If you are secure in your job and have enough money saved, now is the time to buy a house, say real estate experts.

No one should try to pinpoint the bottom of the housing market and if the price is right, the timing is perfect, says BNZ chief economist Tony Alexander.

His call sits uncomfortably with talk of recession and the worsening international outlook, but it is based on sound judgment.

"As long as I figured on keeping my job I would be out there actively looking for a property at the moment," Mr Alexander said.

"I wouldn't be hanging off simply trying to pick the low point in the house-price cycle."

Economists had proved they could not pick the top of the cycle, so no one should expect them to pick the low point, he warned.

He believes real estate sales have probably almost reached their weakest level, and activity is likely to fluctuate and start moving up before the end of the year.

House prices will possibly fall another 5 per cent, but will stabilise by the end of the year, then rise slightly next year, he says.

Buyers should be seeking a mortgage interest rate of 5.5 per cent fixed for five years.

"But as I wait for this rate, I'll become increasingly prepared to accept something just below 6 per cent just in case the world suddenly looks like a brighter place," he said.

Mr Alexander is not alone in his views.

Property author and advocate Kieran Trass is running a seminar in Remuera on March 7 on taking advantage of the crash.

He says Auckland flats are the first category of property this decade to emerge as cashflow-positive - "paying you to own them" - because of interest rates and property prices.

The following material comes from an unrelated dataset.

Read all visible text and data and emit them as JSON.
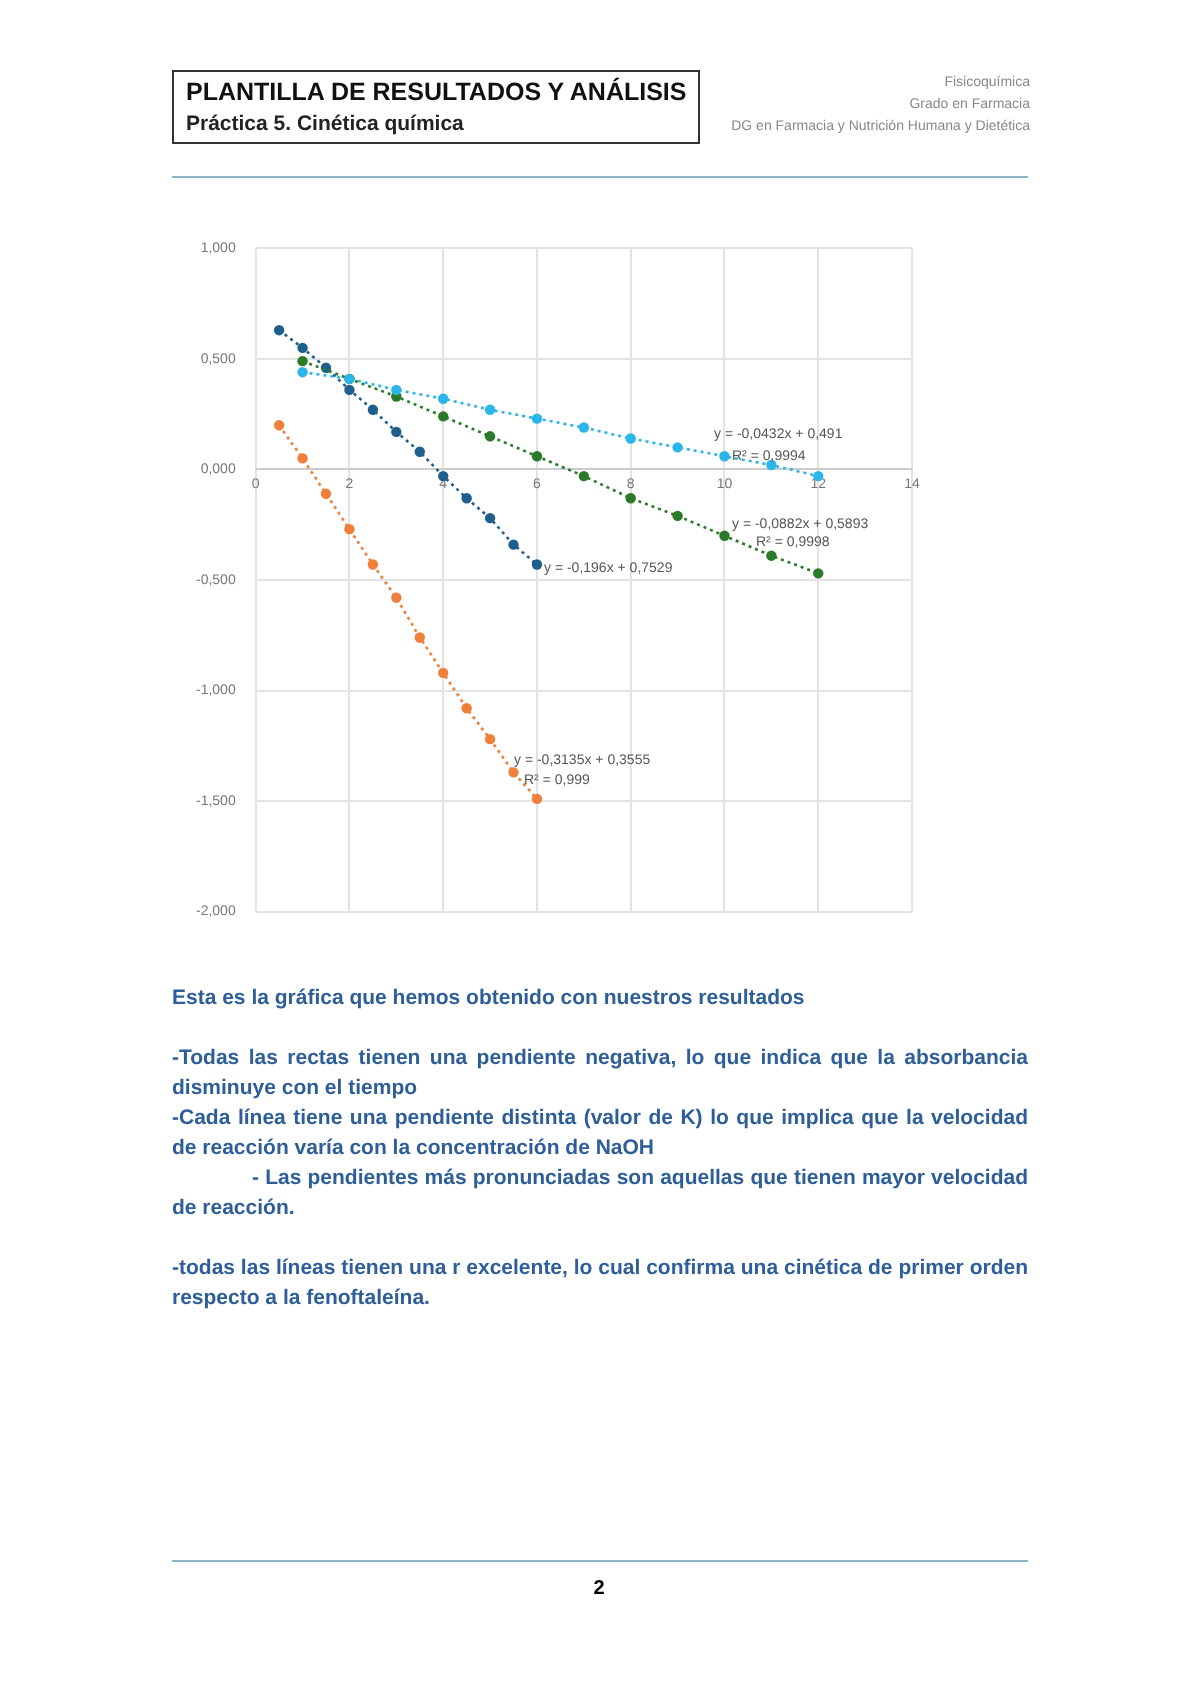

BIS Shrapnel's managing director, Robert Mellor, said this week the Auckland house market would reach its lowest level by May and called for banks to loosen up on lending.

Strategic Risk Analysis economist Rodney Dickens, of Whangarei, said the market was eroding the benefits of renting a house, and it now made more sense to buy.

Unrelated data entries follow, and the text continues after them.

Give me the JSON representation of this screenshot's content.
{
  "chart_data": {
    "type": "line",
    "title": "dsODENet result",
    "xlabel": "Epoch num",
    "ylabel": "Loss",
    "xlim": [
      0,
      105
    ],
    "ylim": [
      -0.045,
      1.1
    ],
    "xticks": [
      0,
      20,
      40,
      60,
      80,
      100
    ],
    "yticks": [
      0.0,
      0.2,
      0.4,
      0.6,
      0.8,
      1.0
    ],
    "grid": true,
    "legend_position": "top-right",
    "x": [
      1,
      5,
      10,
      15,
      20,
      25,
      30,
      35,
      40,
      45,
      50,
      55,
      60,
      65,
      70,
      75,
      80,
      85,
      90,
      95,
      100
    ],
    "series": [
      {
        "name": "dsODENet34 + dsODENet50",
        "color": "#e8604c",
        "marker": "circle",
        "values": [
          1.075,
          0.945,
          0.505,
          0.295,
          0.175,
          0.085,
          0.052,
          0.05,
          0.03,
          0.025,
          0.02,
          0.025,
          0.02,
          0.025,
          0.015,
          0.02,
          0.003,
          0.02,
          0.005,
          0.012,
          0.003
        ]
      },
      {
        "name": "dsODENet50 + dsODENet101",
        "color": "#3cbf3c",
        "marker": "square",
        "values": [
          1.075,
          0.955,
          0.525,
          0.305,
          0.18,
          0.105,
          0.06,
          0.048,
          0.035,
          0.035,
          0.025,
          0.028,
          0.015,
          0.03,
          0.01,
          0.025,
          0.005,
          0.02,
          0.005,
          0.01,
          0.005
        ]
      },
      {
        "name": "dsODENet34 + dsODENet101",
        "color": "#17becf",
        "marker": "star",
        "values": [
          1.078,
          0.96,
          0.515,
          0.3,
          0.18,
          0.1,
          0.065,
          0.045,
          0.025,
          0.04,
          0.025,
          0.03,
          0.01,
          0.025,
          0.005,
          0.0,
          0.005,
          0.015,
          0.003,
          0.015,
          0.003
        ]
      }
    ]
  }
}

"Only six months ago the economics were hugely in favour of renting, but with house prices having had more than half of the fall we expect and five-year fixed mortgage interest rates having fallen from 9.1 per cent to 6.5 per cent, it would be understandable if quite a few people were tempted to buy rather than rent and to lock in longer-term mortgages to give them certainty about interest costs," Mr Dickens said.